Now it’s time to see what’s going on. Illustrating the story should be as simple as selecting from a gallery of dynamic visualisations or getting automatic recommendations if you aren’t sure.

I’ve read that there is a ‘digital goldrush’ going on at the moment. What does this mean and how can employees make the most of it?

The explosively fast growth in digital services raises the spectre of disruption before an incumbent even knows it’s in trouble. With the increase of digitisation in every industry, every company has exposure to data-capital disruption.  The question is what to do about it.

According to the World Economic Forum “To survive disruption and thrive in the digital era, incumbent business will need to rethink every element of their business; and they need to act now”.

Companies that are doing good business find it very difficult to suddenly reinvent themselves in order to ensure sales and profit tomorrow; early indicators of change are often overlooked or seen as unimportant. So, regardless of how well positioned a company is, if the management underestimates the potential for change that digitisation poses to its business model, they run the ultimate risk. Those who see the change, but delay their response so as not to jeopardise their current revenues are taking a highly risky stance.

Some actions that employees, management and team alike, can take are:

  1. Creating a sense of urgency is the key challenge;
  2. Determining the nature of the change requirements;
  3. Identifying barriers to change early, and;
  4. Identifying relevant assets and setting the expectation level.

It is the company’s top leadership team that needs to initiate these actions.

Is it true to say many enterprise employees have a treasure trove of data at their fingertips but they are failing to make the most of this resource?

This is indeed true however and they may fail to make the most of it if the right strategy, solution and tools are not applied.

According to an IDC report, phenomenal volume of data is due to hit right around 2020.  Some would argue it already has.
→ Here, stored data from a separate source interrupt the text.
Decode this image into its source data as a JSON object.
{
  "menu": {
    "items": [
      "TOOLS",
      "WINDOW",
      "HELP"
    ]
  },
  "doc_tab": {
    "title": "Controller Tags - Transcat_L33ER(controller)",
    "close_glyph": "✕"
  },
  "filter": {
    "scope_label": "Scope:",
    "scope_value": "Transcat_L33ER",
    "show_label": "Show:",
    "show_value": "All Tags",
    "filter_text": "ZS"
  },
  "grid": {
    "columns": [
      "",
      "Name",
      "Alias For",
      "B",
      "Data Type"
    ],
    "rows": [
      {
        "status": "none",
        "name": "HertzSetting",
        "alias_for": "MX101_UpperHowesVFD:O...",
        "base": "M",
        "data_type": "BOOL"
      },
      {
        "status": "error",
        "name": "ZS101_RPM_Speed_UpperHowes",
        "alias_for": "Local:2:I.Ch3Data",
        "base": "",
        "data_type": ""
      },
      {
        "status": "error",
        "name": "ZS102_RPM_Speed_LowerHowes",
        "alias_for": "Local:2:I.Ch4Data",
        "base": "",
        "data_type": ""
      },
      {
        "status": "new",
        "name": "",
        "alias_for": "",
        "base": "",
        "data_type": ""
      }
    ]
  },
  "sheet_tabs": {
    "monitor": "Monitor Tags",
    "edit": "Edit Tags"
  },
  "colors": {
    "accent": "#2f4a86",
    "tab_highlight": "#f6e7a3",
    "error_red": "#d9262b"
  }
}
This applies to anyone across all lines of business. Let’s start with trusting the data. Employees list difficulties in assessing whether data is truly useful and they cite low quality, accuracy, or completeness of data as a barrier to data-driven decision making.

What about analytics solutions? Nearly 86% of organisations are still focused only on reporting. Only 14% of companies have any integrated talent analytics today.  That inevitably leads to poor use of data and analytics in decision-making. So how do you fix both those problems? How do you identify a solution where you can access any and all of the data you need, no matter where it comes from, what type it is, or how much of it there is? How do you then apply the right analytics tools and techniques to answer any question?
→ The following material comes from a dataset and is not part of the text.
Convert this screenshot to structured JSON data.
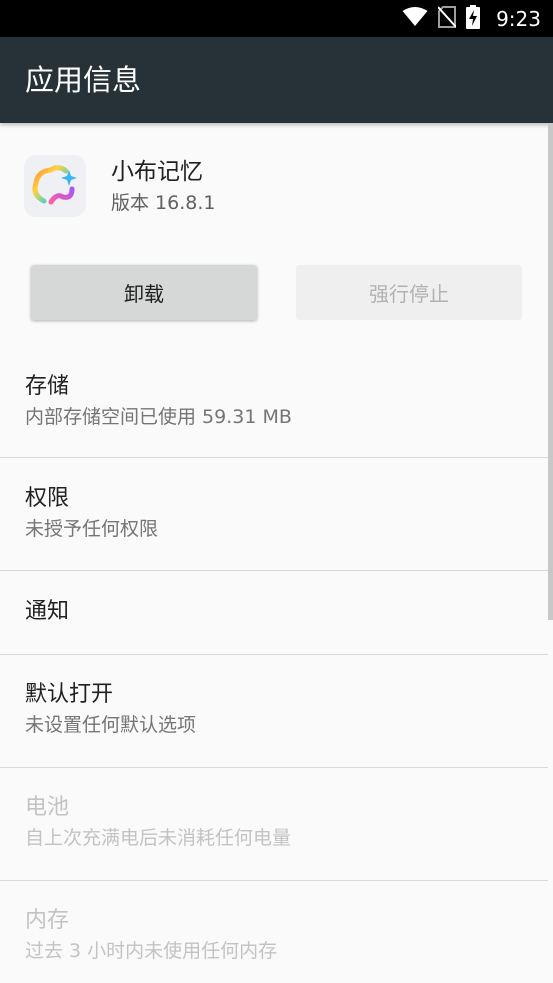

Your vision and plan has to be simple: to allow anyone in the world, to be able to analyse any type of data from any data source. Replicate data into the cloud, process it, summarise it and visualise it. Employees in an enterprise do indeed have much data and more will continue to hit them, but unless they develop a sound data management and analytics strategy, they may find themselves doubting, mistrusting and misusing this asset in the future as well.
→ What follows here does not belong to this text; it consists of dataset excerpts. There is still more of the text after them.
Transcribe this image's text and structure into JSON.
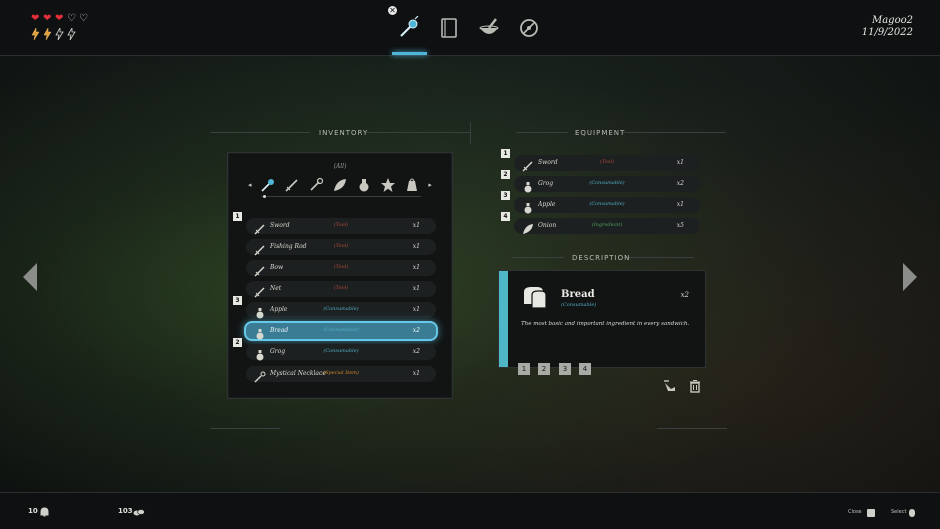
{
  "player": {
    "name": "Magoo2",
    "date": "11/9/2022"
  },
  "hud": {
    "hearts": [
      "full",
      "full",
      "full",
      "empty",
      "empty"
    ],
    "energy": [
      "full",
      "full",
      "empty",
      "empty"
    ]
  },
  "tabs": [
    {
      "id": "inventory",
      "icon": "potion-wand-icon",
      "active": true
    },
    {
      "id": "journal",
      "icon": "book-icon",
      "active": false
    },
    {
      "id": "crafting",
      "icon": "mortar-pestle-icon",
      "active": false
    },
    {
      "id": "settings",
      "icon": "compass-icon",
      "active": false
    }
  ],
  "inventory": {
    "title": "INVENTORY",
    "filter_label": "(All)",
    "items": [
      {
        "name": "Sword",
        "type": "(Tool)",
        "type_class": "tool",
        "qty": "x1",
        "slot": "1",
        "icon": "sword-icon"
      },
      {
        "name": "Fishing Rod",
        "type": "(Tool)",
        "type_class": "tool",
        "qty": "x1",
        "slot": "",
        "icon": "sword-icon"
      },
      {
        "name": "Bow",
        "type": "(Tool)",
        "type_class": "tool",
        "qty": "x1",
        "slot": "",
        "icon": "sword-icon"
      },
      {
        "name": "Net",
        "type": "(Tool)",
        "type_class": "tool",
        "qty": "x1",
        "slot": "",
        "icon": "sword-icon"
      },
      {
        "name": "Apple",
        "type": "(Consumable)",
        "type_class": "cons",
        "qty": "x1",
        "slot": "3",
        "icon": "potion-icon"
      },
      {
        "name": "Bread",
        "type": "(Consumable)",
        "type_class": "cons",
        "qty": "x2",
        "slot": "",
        "icon": "potion-icon",
        "selected": true
      },
      {
        "name": "Grog",
        "type": "(Consumable)",
        "type_class": "cons",
        "qty": "x2",
        "slot": "2",
        "icon": "potion-icon"
      },
      {
        "name": "Mystical Necklace",
        "type": "(Special Item)",
        "type_class": "spec",
        "qty": "x1",
        "slot": "",
        "icon": "wand-icon"
      }
    ]
  },
  "equipment": {
    "title": "EQUIPMENT",
    "items": [
      {
        "slot": "1",
        "name": "Sword",
        "type": "(Tool)",
        "type_class": "tool",
        "qty": "x1",
        "icon": "sword-icon"
      },
      {
        "slot": "2",
        "name": "Grog",
        "type": "(Consumable)",
        "type_class": "cons",
        "qty": "x2",
        "icon": "potion-icon"
      },
      {
        "slot": "3",
        "name": "Apple",
        "type": "(Consumable)",
        "type_class": "cons",
        "qty": "x1",
        "icon": "potion-icon"
      },
      {
        "slot": "4",
        "name": "Onion",
        "type": "(Ingredient)",
        "type_class": "ing",
        "qty": "x5",
        "icon": "leaf-icon"
      }
    ]
  },
  "description": {
    "title": "DESCRIPTION",
    "name": "Bread",
    "type": "(Consumable)",
    "qty": "x2",
    "text": "The most basic and important ingredient in every sandwich.",
    "hotkeys": [
      "1",
      "2",
      "3",
      "4"
    ]
  },
  "bottom": {
    "count_left": "10",
    "count_right": "103",
    "close_label": "Close",
    "select_label": "Select"
  },
  "colors": {
    "accent": "#4fb6d8",
    "tool": "#b04a3a",
    "consumable": "#4fb0c8",
    "ingredient": "#4aa060",
    "special": "#d88a2a"
  }
}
How can IoT become a valuable resource for those working for an enterprise?

Experts predict that data’s importance will only continue to grow. The Internet of Things (IoT) will connect 6.4 billion devices worldwide in 2016 and exceed 20 billion intelligent, connected things by 2020, according to Gartner Inc. These devices are generating more and more data. Software is being embedded in more and more products, from automobiles to televisions to prescription medications, and they’re all generating data.

This scenario creates opportunities to analyse data and that data analysis creates value.